Hearst Tower, which officially opened in September 2006, won the International Highrise Award in 2008 and was the first building in New York to receive a Gold LEED-certified rating. In 2012, it earned a Platinum LEED Rating for existing buildings, becoming the first building to receive both Gold and Platinum certifications, according to a press release.

Maurer is also responsible for the art inside the tower too. He currently has an exhibition of his watercolors in the building’s gallery.

His first foray into painting was with oils and acrylics, but he soon discovered watercolors was his preferred medium. It started because he and his late wife, Ann, would travel a great deal and it was faster and easier to capture the scene on paper with watercolors. It required little cleanup and was less of an inconvenience on his travel companions.

“The more I used it, the more I liked it,” he said. “The more I saw its possibilities.”

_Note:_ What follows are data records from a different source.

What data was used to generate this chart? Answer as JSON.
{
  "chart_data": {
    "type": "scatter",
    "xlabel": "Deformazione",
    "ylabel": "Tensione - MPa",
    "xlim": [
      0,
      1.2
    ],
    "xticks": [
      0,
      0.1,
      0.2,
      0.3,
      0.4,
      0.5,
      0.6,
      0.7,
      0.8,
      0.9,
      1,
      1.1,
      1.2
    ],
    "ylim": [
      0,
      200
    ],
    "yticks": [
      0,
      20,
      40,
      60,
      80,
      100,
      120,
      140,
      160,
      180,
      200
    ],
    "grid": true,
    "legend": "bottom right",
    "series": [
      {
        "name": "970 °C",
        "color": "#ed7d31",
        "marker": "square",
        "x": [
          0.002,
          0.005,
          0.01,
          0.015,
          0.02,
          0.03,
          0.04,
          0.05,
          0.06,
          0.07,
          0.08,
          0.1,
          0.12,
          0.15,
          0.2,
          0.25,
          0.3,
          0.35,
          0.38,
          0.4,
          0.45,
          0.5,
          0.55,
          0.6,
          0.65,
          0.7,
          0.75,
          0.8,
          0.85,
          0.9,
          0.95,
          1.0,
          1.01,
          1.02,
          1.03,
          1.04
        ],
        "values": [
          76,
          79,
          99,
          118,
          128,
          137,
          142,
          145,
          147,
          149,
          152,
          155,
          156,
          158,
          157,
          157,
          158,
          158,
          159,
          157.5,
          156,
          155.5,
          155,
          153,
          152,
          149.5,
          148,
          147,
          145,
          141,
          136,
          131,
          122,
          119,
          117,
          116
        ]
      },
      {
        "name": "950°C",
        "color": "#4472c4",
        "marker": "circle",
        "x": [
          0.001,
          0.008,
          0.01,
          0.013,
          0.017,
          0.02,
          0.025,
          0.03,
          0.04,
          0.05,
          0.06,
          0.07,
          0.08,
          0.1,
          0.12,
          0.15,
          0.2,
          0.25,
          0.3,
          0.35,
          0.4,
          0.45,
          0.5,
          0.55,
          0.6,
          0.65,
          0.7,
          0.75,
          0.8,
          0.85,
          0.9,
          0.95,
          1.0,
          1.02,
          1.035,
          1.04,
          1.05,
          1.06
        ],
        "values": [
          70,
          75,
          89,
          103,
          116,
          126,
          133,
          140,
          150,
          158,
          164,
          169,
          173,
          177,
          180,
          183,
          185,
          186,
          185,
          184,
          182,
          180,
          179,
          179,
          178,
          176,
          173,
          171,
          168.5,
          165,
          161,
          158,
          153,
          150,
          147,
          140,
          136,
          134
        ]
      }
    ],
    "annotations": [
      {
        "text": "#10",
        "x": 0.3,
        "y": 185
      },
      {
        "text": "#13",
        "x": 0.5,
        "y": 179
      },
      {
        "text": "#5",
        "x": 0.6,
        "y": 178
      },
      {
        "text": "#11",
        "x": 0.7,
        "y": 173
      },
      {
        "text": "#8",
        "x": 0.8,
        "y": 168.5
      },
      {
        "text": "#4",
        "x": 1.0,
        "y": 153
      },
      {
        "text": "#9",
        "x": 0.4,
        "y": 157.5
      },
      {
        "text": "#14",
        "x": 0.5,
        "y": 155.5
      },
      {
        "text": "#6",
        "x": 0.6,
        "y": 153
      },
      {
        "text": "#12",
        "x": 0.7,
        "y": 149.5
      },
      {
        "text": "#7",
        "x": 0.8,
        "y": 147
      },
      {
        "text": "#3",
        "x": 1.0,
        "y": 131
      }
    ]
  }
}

He follows the 10,000 hour rule — which says it takes that long for the craft to become second nature.

Maurer’s dedication to art and architecture extends outside of the Big Apple, including to Connecticut where he is member of the Dean’s Council at the Yale School of Architecture — a school his granddaughter now attends.

“That’s something I love dearly,” he said, adding he strives to visit the art gallery whenever on campus and explore the works of one of his painting heroes: John Singer Sargent.

“It plays on a religious experience,” he said.